Lei crede ci sia un mandante? E dove dovrebbero puntare le indagini?
«Cui prodest? È da qui che vanno ricercati i mandanti. Come? Tracciando i contatti di coloro che si presume si siano “macchiati per primi” di ipotesi di reato sui generis e da lì in poi ricostruire tutto quell’alveo criminale che vi abbia tratto indebito profitto. Perché fatti simili portano poi alla più che palese consumazione di reati ben più gravi ed in via associativa. Traduco: l’uso di informazioni “non autorizzato” servirà poi per collezionare “ben altro”, da utilizzarsi ai danni della vittima predestinata, raggiungendo così il fine ultimo anche con la consumazione di una sequela di ulteriori azioni, tutte “contra legem”. Reati che non possono escludere, nella loro ipotesi finale, nemmeno l’eversione dell’ordine costituito».

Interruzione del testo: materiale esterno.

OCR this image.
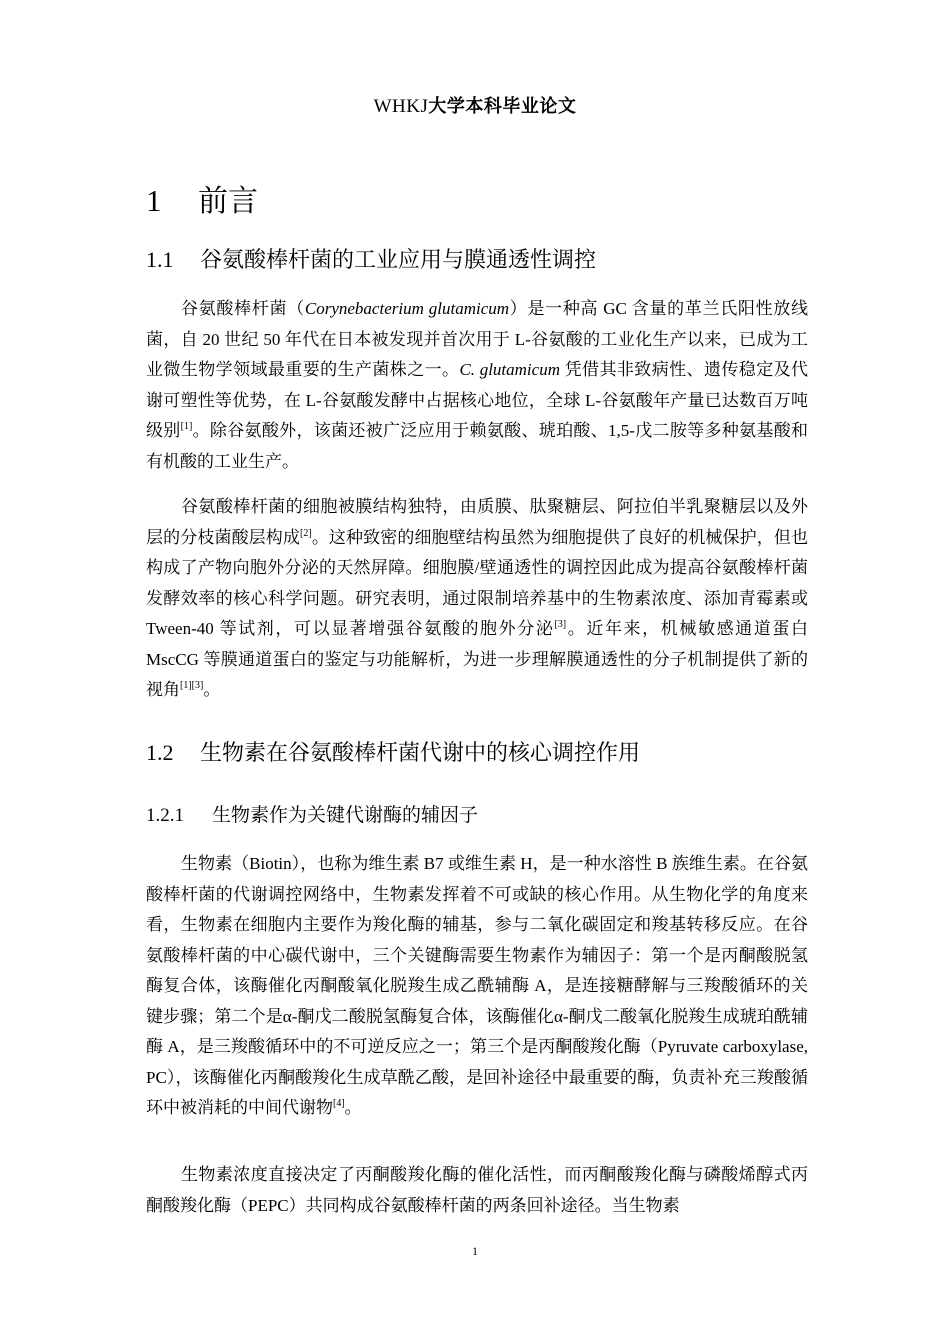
WHKJ大学本科毕业论文
1 前言
1.1 谷氨酸棒杆菌的工业应用与膜通透性调控

谷氨酸棒杆菌（Corynebacterium glutamicum）是一种高 GC 含量的革兰氏阳性放线菌，自 20 世纪 50 年代在日本被发现并首次用于 L-谷氨酸的工业化生产以来，已成为工业微生物学领域最重要的生产菌株之一。C. glutamicum 凭借其非致病性、遗传稳定及代谢可塑性等优势，在 L-谷氨酸发酵中占据核心地位，全球 L-谷氨酸年产量已达数百万吨级别[1]。除谷氨酸外，该菌还被广泛应用于赖氨酸、琥珀酸、1,5-戊二胺等多种氨基酸和有机酸的工业生产。

谷氨酸棒杆菌的细胞被膜结构独特，由质膜、肽聚糖层、阿拉伯半乳聚糖层以及外层的分枝菌酸层构成[2]。这种致密的细胞壁结构虽然为细胞提供了良好的机械保护，但也构成了产物向胞外分泌的天然屏障。细胞膜/壁通透性的调控因此成为提高谷氨酸棒杆菌发酵效率的核心科学问题。研究表明，通过限制培养基中的生物素浓度、添加青霉素或 Tween-40 等试剂，可以显著增强谷氨酸的胞外分泌[3]。近年来，机械敏感通道蛋白 MscCG 等膜通道蛋白的鉴定与功能解析，为进一步理解膜通透性的分子机制提供了新的视角[1][3]。

1.2 生物素在谷氨酸棒杆菌代谢中的核心调控作用
1.2.1 生物素作为关键代谢酶的辅因子

生物素（Biotin），也称为维生素 B7 或维生素 H，是一种水溶性 B 族维生素。在谷氨酸棒杆菌的代谢调控网络中，生物素发挥着不可或缺的核心作用。从生物化学的角度来看，生物素在细胞内主要作为羧化酶的辅基，参与二氧化碳固定和羧基转移反应。在谷氨酸棒杆菌的中心碳代谢中，三个关键酶需要生物素作为辅因子：第一个是丙酮酸脱氢酶复合体，该酶催化丙酮酸氧化脱羧生成乙酰辅酶 A，是连接糖酵解与三羧酸循环的关键步骤；第二个是α-酮戊二酸脱氢酶复合体，该酶催化α-酮戊二酸氧化脱羧生成琥珀酰辅酶 A，是三羧酸循环中的不可逆反应之一；第三个是丙酮酸羧化酶（Pyruvate carboxylase, PC），该酶催化丙酮酸羧化生成草酰乙酸，是回补途径中最重要的酶，负责补充三羧酸循环中被消耗的中间代谢物[4]。

生物素浓度直接决定了丙酮酸羧化酶的催化活性，而丙酮酸羧化酶与磷酸烯醇式丙酮酸羧化酶（PEPC）共同构成谷氨酸棒杆菌的两条回补途径。当生物素

1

E che ruolo può aver avuto la stampa, visto che lo scandalo scoppia con l’uscita dell’Espresso?
«La stampa, agente consapevole o meno, è il vettore e “ingrediente fondamentale”, affinché “operazioni clandestine e finanche illegali” vadano a segno. Intelligence, per chi sa realmente cosa significa, è Informazione, acquisita per poi essere “utilizzata”. Pertanto i media non possono prescinderne dal farne parte, consapevolmente o inconsapevolmente».